Labor leaders, academics and executives of private companies said the government needs to provide predictability in the long run and more tax incentives in the short run if it wants to create jobs.

Speaking at a small session with Commerce Secretary Gary Locke and Christina Romer, the chairman of the Council of Economic Advisers, the group grappled for answers to the hesitance that remains among small- and mid-sized companies despite some economic improvement.

Debra Lee of BET Network said that because of layoffs last year companies skittish about hiring and have learned to do more with less, and now intend to stick with status quo.

"One of the areas I would focus on is tax incentives for companies to hire employees over the living wage," she said.

Labor leaders, including the AFL-CIO's Richard Trumka, urged immediate government spending above the levels already approved, to boost the fortunes of the lower-wage workers.

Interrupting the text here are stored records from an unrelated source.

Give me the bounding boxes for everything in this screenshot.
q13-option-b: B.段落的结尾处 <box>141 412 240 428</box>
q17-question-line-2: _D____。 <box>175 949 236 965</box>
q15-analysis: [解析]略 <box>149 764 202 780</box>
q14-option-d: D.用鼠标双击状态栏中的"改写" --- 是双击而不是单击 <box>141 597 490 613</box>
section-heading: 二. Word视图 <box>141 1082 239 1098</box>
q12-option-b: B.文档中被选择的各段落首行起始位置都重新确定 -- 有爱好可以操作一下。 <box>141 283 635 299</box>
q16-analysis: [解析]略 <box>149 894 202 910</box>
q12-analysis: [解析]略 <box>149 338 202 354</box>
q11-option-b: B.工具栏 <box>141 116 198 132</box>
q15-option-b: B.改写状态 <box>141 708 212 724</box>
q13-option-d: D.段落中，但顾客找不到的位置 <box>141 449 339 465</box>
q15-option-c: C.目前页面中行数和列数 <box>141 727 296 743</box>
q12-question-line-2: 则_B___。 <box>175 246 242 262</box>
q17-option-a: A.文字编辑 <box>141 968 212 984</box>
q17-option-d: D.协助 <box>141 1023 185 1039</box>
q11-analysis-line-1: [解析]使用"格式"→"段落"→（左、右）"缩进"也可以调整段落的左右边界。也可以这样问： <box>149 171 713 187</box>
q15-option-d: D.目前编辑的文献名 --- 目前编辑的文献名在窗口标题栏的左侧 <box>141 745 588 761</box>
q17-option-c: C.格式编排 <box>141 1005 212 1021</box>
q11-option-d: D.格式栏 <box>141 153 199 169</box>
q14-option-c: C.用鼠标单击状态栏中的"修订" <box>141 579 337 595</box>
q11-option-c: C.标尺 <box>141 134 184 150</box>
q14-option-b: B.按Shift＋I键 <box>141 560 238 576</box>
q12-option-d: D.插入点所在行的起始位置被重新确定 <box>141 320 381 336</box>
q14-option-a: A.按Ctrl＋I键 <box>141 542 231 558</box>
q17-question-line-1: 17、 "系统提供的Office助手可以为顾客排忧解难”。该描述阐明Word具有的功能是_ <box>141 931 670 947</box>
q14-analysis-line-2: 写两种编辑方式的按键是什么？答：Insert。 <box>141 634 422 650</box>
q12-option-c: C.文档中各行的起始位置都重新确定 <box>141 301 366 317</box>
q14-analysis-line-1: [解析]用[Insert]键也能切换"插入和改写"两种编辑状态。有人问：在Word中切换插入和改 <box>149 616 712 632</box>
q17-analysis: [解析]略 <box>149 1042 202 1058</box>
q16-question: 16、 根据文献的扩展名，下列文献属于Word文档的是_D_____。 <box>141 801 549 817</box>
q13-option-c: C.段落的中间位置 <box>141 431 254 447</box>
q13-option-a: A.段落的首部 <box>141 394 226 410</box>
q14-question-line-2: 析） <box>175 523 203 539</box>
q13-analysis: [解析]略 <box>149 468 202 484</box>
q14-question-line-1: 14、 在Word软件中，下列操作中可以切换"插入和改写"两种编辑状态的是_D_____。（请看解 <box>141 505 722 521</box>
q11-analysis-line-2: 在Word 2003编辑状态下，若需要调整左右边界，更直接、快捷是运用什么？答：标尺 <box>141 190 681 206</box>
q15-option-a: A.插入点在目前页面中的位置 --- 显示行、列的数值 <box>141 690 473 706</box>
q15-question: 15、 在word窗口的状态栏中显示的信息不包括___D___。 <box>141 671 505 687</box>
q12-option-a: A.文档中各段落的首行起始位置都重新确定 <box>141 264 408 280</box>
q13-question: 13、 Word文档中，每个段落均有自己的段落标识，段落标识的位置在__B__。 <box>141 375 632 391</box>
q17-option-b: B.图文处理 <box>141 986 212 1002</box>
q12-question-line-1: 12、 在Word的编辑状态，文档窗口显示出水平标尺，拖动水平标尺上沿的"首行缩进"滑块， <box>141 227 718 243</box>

He said the government should expand unemployment assistance, food assistance and health care benefits; invest in infrastructure with American-made products; provide aid to local and state governments; and take money from the Troubled Assets Relief Fund, funnel it into community banks and have them lend to small businesses at commercial rates.

"We really think that immediate government interjection is necessary," Trumka said.

Prodded by Locke and Romer about the impact on the deficit, several participants urged the officials not to worry too much about the country's debt -- at least in the short run. Larry Mishel of the Economic Policy Institute said, "We're going to have to tolerate a substantially higher deficit in the next year or two."

And several urged the government to move aggressively to offer tax holidays, jobs tax credits and other programs that would make it cheaper for companies to hire workers.